Planning for retirement is critical to your financial well being. If you are reading this section, chances are you planned well but you also know that life is unpredictable. The good news is that you can make a significant gift to Shelburne Museum with retirement plan assets without adverse effects to your lifetime finances. In fact, leaving retirement plan assets to us can be one of the best financial decisions you can make. Here's why.
Traditional retirement plans such as Individual Retirement Accounts, 401 (k) and 403 (b) plans are funded with pre-tax dollars. The contributions and earnings that you make to this account are not subject to income tax.

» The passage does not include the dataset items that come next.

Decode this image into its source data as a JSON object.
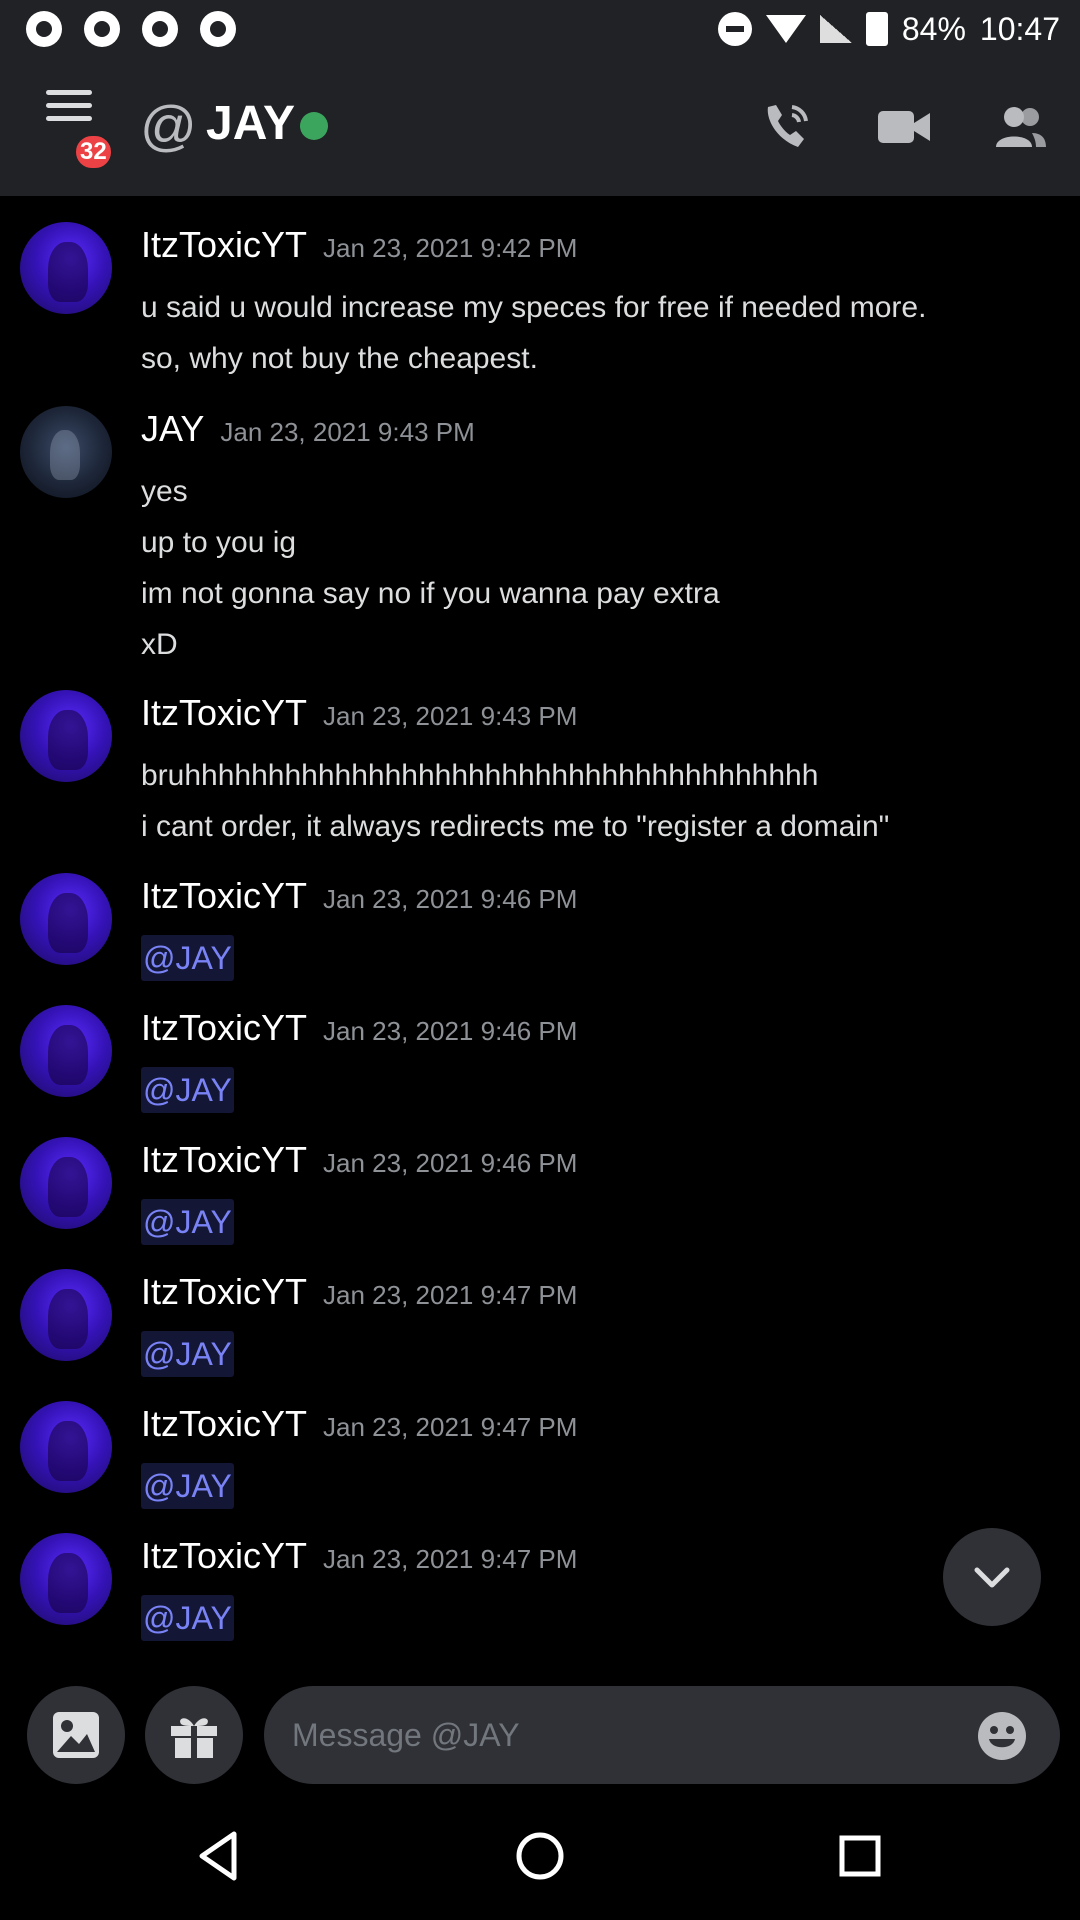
{
  "status_bar": {
    "battery": "84%",
    "time": "10:47",
    "left_icons": [
      "music-icon",
      "aperture-icon",
      "aperture-icon",
      "sync-icon"
    ]
  },
  "header": {
    "unread_badge": "32",
    "at_symbol": "@",
    "title": "JAY",
    "presence": "online"
  },
  "messages": [
    {
      "author": "ItzToxicYT",
      "timestamp": "Jan 23, 2021 9:42 PM",
      "avatar": "itztoxic",
      "lines": [
        "u said u would increase my speces for free if needed more.",
        "so, why not buy the cheapest."
      ]
    },
    {
      "author": "JAY",
      "timestamp": "Jan 23, 2021 9:43 PM",
      "avatar": "jay",
      "lines": [
        "yes",
        "up to you ig",
        "im not gonna say no if you wanna pay extra",
        "xD"
      ]
    },
    {
      "author": "ItzToxicYT",
      "timestamp": "Jan 23, 2021 9:43 PM",
      "avatar": "itztoxic",
      "lines": [
        "bruhhhhhhhhhhhhhhhhhhhhhhhhhhhhhhhhhhhhhh",
        "i cant order, it always redirects me to \"register a domain\""
      ]
    },
    {
      "author": "ItzToxicYT",
      "timestamp": "Jan 23, 2021 9:46 PM",
      "avatar": "itztoxic",
      "mention": "@JAY"
    },
    {
      "author": "ItzToxicYT",
      "timestamp": "Jan 23, 2021 9:46 PM",
      "avatar": "itztoxic",
      "mention": "@JAY"
    },
    {
      "author": "ItzToxicYT",
      "timestamp": "Jan 23, 2021 9:46 PM",
      "avatar": "itztoxic",
      "mention": "@JAY"
    },
    {
      "author": "ItzToxicYT",
      "timestamp": "Jan 23, 2021 9:47 PM",
      "avatar": "itztoxic",
      "mention": "@JAY"
    },
    {
      "author": "ItzToxicYT",
      "timestamp": "Jan 23, 2021 9:47 PM",
      "avatar": "itztoxic",
      "mention": "@JAY"
    },
    {
      "author": "ItzToxicYT",
      "timestamp": "Jan 23, 2021 9:47 PM",
      "avatar": "itztoxic",
      "mention": "@JAY"
    }
  ],
  "composer": {
    "placeholder": "Message @JAY"
  },
  "colors": {
    "background": "#000000",
    "header": "#202225",
    "mention": "#7983f5",
    "online": "#3ba55d",
    "badge": "#ed4245"
  }
}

When you reach the age of 59½, you can take money out of your retirement account without penalty, but you do have to pay ordinary income tax on the distributions. If funds remain in the account after you pass away, be aware that your heirs may have to pay inheritance and estate taxes in addition to income taxes. Depending on the size of your estate, these combined taxes can be as much as 60% of the remaining account balance. Don't make this mistake! Leave your retirement plan assets to Shelburne Museum. Whatever portion of the assets is left to charity will be exempt from income, inheritance and estate taxes.
When planning to support Shelburne Museum and leave assets to loved ones, make certain that you leave your pre-tax assets to qualified charities and your other assets to your loved ones. This strategy assures that your heirs pay less tax on the assets that they receive.
Contact your account custodian today and complete the beneficiary designation forms to maximize the tax savings, take care of your loved ones and leave a legacy at Shelburne Museum.
(Also referred to as Charitable IRA Rollover Gifts)
The Qualified Charitable Distribution is an excellent way to show your support for Shelburne Museum and receive tax benefits in return. Whether you are planning your required minimum distribution (RMD) or not, consider using your IRA account to make the most of your charitable giving. You receive a tax benefit even if you take the standard deduction!